A. No hospital licensed in this the Commonwealth shall discriminate against or otherwise penalize any practitioner for compliance with the provisions of this chapter.

B. No practitioner, other health care worker, or entity shall enter into any agreement, arrangement, or scheme intended to evade the provisions of this chapter by inducing patient referrals in a manner which would be prohibited by this chapter if the practitioner made the referrals directly.

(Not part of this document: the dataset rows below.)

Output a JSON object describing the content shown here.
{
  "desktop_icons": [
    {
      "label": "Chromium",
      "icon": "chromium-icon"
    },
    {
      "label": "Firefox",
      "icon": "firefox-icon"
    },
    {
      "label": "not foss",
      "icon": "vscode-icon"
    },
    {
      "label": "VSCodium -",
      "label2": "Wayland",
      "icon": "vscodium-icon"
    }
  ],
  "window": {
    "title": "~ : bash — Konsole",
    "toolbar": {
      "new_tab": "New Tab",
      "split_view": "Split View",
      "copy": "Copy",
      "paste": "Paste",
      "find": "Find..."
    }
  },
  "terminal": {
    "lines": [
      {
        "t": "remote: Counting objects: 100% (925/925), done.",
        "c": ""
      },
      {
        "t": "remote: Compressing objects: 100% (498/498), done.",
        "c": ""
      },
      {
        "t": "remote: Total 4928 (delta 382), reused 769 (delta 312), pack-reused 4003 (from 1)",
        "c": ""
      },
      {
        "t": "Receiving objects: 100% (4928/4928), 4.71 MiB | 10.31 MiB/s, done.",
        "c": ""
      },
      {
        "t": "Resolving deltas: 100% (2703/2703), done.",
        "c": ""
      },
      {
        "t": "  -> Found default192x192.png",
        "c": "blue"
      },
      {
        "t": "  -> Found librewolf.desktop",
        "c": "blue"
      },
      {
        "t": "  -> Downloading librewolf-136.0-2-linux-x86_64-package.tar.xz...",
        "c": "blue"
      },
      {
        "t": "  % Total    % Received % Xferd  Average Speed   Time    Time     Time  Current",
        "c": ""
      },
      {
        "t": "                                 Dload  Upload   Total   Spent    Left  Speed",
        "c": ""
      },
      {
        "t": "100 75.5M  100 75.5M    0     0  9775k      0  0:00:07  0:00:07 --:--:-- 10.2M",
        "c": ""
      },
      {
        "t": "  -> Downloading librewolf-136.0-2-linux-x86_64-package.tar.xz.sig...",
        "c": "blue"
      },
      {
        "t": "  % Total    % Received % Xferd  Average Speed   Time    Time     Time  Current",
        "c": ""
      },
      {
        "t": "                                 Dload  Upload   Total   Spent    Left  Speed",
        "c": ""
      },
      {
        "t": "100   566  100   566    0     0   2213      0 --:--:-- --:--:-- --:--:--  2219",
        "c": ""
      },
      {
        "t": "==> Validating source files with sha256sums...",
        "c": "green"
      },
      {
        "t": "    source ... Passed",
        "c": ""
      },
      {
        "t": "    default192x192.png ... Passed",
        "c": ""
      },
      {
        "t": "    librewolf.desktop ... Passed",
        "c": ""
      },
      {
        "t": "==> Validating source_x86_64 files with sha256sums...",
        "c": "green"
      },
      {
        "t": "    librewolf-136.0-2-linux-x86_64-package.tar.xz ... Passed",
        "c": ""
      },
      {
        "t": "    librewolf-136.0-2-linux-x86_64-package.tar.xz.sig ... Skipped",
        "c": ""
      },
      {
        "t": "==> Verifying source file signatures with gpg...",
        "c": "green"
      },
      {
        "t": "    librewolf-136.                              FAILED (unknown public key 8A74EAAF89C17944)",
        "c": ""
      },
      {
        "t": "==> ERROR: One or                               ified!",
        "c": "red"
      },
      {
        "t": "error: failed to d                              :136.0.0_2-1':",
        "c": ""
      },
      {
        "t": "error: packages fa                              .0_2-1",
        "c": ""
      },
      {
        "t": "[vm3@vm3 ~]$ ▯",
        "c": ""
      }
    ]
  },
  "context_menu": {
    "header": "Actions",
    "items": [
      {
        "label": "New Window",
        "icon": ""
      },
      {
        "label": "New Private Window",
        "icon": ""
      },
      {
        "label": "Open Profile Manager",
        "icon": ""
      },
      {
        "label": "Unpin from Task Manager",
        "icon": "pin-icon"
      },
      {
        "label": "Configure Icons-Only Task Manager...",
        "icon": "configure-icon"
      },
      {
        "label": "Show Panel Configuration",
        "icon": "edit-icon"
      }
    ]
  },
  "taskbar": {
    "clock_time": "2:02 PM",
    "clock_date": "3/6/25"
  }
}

C. No group practice shall be formed for the purpose of facilitating referrals that would otherwise be prohibited by this chapter.

D. Notwithstanding the provisions of this chapter, a practitioner may refer a patient who is a member of a health maintenance organization to an entity in which the practitioner is an investor if the referral is made pursuant to a contract with the health maintenance organization.

E. Notwithstanding the provisions of this chapter, a referral to an entity with which the referring practitioner or his immediate family member has an arrangement that would qualify for an exception under federal practitioner self-referral law, 42 U.S.C. § 1395nn, as amended, or any regulations adopted pursuant thereto, permitting a practitioner or an immediate family member of a practitioner to maintain an ownership or investment interest in an entity that provides designated health services, shall not be in violation of this chapter, regardless of the type of health service provided or the source of payment for such service.